Mosque in Labuan, Malaysia

The An-Nur Jamek Mosque, also known as the Masjid Jamek An-Nur, and sometimes called the Masjid Negeri Wilayah Persekutuan Labuan or State Federal Territory of Labuan Mosque, is a Sunni mosque, located in Labuan, Malaysia.

==History==
Construction of the mosque was initially managed by the Sabah State Government through the Sabah Islamic Religious Council (MUIS). The mosque was built to replace the nearby old mosque.
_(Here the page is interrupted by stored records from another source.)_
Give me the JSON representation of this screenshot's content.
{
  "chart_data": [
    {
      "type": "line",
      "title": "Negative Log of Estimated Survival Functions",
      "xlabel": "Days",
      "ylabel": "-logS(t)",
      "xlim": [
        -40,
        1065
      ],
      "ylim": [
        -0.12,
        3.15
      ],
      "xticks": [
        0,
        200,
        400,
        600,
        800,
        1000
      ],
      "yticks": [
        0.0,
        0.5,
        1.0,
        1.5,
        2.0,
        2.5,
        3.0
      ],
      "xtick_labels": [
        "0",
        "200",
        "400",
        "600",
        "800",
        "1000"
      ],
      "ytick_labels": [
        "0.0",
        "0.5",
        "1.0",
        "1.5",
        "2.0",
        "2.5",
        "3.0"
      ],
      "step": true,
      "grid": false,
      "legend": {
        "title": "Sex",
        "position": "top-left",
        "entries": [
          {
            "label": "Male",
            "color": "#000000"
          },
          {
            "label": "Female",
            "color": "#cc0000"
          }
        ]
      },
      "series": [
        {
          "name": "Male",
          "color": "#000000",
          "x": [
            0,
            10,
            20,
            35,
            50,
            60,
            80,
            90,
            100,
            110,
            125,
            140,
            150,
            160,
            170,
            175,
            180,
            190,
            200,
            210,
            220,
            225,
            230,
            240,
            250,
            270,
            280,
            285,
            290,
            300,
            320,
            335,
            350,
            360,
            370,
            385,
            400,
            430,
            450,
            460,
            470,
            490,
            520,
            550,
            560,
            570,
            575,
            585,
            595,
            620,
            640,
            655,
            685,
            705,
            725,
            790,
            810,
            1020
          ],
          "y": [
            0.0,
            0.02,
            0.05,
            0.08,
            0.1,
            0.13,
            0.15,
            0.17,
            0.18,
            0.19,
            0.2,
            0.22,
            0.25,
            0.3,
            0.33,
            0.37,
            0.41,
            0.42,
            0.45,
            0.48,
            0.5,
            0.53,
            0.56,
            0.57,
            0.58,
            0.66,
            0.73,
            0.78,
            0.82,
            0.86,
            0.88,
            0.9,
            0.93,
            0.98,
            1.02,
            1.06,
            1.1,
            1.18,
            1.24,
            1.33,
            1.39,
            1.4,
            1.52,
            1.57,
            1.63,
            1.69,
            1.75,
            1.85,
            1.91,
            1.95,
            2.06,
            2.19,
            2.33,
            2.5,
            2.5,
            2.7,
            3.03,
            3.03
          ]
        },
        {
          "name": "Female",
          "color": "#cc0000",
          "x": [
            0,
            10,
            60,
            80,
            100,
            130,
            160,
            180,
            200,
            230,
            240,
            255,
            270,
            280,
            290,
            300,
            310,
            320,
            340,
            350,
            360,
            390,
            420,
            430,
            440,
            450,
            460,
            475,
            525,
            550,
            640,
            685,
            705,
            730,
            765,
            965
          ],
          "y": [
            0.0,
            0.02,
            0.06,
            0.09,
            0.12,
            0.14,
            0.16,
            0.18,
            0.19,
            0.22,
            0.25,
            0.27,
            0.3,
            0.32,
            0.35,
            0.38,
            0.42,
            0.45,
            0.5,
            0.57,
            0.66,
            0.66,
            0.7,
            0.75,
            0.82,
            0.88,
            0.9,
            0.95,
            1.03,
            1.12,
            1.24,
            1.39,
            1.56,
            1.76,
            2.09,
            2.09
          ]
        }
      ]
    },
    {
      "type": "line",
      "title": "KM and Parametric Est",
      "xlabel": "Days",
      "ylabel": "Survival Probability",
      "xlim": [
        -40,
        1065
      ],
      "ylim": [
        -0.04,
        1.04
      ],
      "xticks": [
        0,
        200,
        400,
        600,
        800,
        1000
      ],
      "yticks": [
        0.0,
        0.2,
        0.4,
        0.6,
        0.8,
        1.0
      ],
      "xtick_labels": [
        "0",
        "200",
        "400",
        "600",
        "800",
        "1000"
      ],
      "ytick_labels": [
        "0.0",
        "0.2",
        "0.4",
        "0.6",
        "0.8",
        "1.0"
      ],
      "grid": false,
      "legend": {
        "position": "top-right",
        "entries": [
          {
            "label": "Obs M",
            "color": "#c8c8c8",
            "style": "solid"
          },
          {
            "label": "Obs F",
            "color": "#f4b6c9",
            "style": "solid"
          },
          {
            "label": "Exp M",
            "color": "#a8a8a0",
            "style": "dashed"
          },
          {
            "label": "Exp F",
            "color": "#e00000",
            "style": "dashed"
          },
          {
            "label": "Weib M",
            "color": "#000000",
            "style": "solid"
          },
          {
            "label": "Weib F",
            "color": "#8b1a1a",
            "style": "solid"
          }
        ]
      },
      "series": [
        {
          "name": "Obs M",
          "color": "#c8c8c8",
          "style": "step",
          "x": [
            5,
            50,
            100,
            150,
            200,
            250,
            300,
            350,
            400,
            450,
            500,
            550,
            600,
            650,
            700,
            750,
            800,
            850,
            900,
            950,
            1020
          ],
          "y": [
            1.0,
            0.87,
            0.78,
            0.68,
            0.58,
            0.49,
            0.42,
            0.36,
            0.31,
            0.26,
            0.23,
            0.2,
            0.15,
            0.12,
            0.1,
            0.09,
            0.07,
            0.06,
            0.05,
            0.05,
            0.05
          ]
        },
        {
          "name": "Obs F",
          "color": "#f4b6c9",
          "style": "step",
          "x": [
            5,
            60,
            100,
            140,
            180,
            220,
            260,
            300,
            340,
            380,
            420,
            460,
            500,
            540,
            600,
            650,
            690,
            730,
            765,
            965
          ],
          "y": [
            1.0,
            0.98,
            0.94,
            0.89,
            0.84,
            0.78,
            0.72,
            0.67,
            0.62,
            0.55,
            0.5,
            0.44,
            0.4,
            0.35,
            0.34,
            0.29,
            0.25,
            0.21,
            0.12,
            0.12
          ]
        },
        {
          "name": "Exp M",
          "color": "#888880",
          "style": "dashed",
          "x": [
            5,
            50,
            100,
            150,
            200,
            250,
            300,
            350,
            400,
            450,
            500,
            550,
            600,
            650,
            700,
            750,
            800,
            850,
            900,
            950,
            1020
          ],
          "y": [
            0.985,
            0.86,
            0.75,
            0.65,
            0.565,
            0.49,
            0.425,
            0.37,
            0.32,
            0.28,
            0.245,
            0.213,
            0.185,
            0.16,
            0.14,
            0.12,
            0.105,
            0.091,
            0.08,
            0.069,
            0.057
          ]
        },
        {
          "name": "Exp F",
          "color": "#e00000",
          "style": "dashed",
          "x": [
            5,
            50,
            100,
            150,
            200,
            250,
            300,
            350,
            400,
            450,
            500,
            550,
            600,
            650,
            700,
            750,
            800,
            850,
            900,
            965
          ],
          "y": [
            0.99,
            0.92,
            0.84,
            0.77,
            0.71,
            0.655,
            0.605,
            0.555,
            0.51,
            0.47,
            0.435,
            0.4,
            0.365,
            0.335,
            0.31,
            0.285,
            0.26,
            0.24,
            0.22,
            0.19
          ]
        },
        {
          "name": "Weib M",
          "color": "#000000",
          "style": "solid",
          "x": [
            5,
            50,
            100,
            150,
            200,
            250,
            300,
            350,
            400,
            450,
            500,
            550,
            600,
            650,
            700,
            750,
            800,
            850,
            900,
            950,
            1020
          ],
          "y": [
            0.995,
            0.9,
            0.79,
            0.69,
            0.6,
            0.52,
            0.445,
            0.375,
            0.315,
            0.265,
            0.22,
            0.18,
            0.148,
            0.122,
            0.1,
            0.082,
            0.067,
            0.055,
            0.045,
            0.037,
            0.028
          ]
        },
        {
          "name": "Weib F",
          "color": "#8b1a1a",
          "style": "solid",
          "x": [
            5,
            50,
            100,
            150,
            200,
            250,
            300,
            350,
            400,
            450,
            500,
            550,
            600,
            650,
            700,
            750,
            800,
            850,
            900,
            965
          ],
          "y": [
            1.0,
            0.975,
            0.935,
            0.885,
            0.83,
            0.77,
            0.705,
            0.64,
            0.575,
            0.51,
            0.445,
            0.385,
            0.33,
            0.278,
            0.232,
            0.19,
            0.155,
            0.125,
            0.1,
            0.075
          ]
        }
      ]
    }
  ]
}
Construction commenced in 1982 and was completed in 1987. The mosque was opened on 1 February 1988 by the eighth Yang di-Pertuan Agong, Sultan Iskandar of Johor in conjunction with the 14th Federal Territory Day.

==Architecture==
The architectural design was by Arkitek Jurubina Bertiga led by Dato Baharuddin Abu Kassim. The combination architecture are from Brunei Malay architectural elements mix with the Turkish architecture. As a result of these two influences has produced a new mosque with a unique and beautiful identity. The mosque is equipped with a dome and two tall minarets on both sides. The mosque is also equipped with a number of facilities and equipment for public use such as three lecture halls, the Darul Hikmah Library, administrative offices, and a breakout room for VIPs.